Shows a scatter plot where x is the reference group's percentage and y is each comparison group's percentage, with a diagonal reference line.
Parameters¶
result
A SummarisedResult with
result_type="summarise_large_scale_characteristics".
colour
Required. Column to colour by (e.g. "cohort_name").
reference
Level of colour to use as reference (x-axis). Defaults to
the first alphabetical level.
facet
Column(s) for faceting.
missings
Replace missing percentages with this value. None = drop.
style
A PlotStyle for styling.
Returns¶
plotly.graph_objects.Figure
Mock Data¶
mock_cohort_characteristics
¶
mock_cohort_characteristics(
*, n_cohorts: int = 2, n_strata: int = 0, seed: int = 42
) -> SummarisedResult
Generate a mock SummarisedResult for cohort characteristics.
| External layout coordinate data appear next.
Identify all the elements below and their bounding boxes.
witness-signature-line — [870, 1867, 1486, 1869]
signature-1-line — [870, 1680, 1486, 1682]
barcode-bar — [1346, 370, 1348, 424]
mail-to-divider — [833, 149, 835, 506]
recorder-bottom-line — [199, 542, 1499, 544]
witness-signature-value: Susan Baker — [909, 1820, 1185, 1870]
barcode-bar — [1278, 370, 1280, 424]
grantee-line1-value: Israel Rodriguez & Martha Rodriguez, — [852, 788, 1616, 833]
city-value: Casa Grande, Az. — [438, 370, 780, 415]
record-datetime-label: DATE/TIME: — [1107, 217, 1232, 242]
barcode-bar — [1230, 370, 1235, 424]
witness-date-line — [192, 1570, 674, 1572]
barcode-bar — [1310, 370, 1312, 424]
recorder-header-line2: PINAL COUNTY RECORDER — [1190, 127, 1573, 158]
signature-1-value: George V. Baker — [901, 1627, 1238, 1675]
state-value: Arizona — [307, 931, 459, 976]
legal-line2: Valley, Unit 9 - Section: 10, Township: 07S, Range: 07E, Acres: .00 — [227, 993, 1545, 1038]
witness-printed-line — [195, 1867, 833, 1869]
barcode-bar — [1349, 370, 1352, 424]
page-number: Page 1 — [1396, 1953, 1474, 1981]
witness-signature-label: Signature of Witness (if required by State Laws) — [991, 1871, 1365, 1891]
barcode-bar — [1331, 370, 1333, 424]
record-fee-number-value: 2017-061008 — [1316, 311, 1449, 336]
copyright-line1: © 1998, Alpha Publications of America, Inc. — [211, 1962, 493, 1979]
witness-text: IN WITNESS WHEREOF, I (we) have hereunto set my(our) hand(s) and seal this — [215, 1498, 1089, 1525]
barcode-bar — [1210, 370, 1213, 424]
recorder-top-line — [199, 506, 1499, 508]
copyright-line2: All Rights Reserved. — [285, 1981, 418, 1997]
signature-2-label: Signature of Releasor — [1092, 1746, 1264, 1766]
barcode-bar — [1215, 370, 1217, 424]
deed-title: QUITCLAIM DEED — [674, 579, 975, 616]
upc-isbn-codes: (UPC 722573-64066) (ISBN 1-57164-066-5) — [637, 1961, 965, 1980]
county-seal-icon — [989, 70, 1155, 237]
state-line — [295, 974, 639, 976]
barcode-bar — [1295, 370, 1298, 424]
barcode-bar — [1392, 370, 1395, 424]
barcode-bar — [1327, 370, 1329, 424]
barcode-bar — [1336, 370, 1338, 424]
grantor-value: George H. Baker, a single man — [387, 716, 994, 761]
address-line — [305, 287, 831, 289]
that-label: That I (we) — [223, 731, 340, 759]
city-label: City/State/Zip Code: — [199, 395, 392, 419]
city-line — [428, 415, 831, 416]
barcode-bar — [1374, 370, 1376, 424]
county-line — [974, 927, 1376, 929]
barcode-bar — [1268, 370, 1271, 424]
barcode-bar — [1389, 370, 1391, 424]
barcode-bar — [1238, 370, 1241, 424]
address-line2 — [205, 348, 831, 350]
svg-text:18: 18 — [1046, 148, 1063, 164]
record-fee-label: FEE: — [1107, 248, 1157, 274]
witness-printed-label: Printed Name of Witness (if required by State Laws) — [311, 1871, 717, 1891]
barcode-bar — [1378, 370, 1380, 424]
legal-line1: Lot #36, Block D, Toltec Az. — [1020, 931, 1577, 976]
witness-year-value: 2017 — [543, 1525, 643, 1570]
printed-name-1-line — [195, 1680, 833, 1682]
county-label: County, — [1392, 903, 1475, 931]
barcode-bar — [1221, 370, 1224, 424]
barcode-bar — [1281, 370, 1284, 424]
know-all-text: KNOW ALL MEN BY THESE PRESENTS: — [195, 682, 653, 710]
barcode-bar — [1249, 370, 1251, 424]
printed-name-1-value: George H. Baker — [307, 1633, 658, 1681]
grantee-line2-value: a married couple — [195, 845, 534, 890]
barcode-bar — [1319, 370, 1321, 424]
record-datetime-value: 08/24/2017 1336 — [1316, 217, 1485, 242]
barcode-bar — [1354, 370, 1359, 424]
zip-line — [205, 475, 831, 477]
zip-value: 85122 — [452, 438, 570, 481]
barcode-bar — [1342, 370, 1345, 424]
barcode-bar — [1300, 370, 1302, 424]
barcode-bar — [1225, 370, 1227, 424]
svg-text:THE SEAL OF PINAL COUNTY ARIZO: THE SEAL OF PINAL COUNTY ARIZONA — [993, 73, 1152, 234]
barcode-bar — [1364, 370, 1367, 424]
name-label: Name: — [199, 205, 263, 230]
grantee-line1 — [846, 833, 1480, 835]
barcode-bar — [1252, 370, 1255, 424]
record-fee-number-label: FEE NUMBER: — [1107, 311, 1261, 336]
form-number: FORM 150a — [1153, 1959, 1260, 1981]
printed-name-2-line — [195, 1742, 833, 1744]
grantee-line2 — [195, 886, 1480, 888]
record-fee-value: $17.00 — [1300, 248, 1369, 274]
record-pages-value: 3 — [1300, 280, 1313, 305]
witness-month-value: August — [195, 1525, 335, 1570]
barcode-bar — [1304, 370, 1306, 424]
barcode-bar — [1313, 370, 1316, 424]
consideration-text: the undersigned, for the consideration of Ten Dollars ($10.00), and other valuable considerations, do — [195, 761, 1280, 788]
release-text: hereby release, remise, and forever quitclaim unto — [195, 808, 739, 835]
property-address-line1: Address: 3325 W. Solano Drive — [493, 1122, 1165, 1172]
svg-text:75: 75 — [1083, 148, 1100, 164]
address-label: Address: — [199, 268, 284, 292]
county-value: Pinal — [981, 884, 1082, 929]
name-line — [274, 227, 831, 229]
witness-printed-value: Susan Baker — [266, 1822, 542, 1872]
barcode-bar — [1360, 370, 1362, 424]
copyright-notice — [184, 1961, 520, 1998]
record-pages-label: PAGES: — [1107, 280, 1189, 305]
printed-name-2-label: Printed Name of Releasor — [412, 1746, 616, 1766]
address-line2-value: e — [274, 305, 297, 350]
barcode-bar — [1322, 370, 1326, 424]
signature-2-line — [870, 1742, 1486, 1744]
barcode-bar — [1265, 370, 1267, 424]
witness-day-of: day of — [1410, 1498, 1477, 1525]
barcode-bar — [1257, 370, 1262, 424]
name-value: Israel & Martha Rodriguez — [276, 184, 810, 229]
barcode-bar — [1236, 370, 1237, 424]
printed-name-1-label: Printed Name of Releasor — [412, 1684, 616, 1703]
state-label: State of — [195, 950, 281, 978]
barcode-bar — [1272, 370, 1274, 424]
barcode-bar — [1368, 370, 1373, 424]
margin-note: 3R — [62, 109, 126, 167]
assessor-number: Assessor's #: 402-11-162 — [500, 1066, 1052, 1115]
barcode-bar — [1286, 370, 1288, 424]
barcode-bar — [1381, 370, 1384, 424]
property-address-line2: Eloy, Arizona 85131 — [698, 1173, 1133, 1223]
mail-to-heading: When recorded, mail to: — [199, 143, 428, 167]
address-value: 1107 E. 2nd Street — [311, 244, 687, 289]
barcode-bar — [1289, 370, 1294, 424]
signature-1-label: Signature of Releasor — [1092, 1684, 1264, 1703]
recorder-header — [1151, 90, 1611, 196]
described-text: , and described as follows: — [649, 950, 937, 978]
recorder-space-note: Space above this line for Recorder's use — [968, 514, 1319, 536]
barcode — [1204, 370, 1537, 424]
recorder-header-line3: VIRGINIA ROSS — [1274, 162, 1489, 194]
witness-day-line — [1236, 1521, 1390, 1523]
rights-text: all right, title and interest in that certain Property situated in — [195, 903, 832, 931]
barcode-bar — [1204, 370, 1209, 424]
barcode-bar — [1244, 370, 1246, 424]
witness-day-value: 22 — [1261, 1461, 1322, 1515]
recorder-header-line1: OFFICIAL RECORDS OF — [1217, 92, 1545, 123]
Creates synthetic data representative of a
summarise_characteristics() output, useful for testing
table/plot functions without requiring a database.
Parameters¶
n_cohorts Number of cohorts to simulate. n_strata Number of additional strata to include (0 = overall only). seed Random seed for reproducibility.
Returns¶
SummarisedResult
With result_type="summarise_characteristics".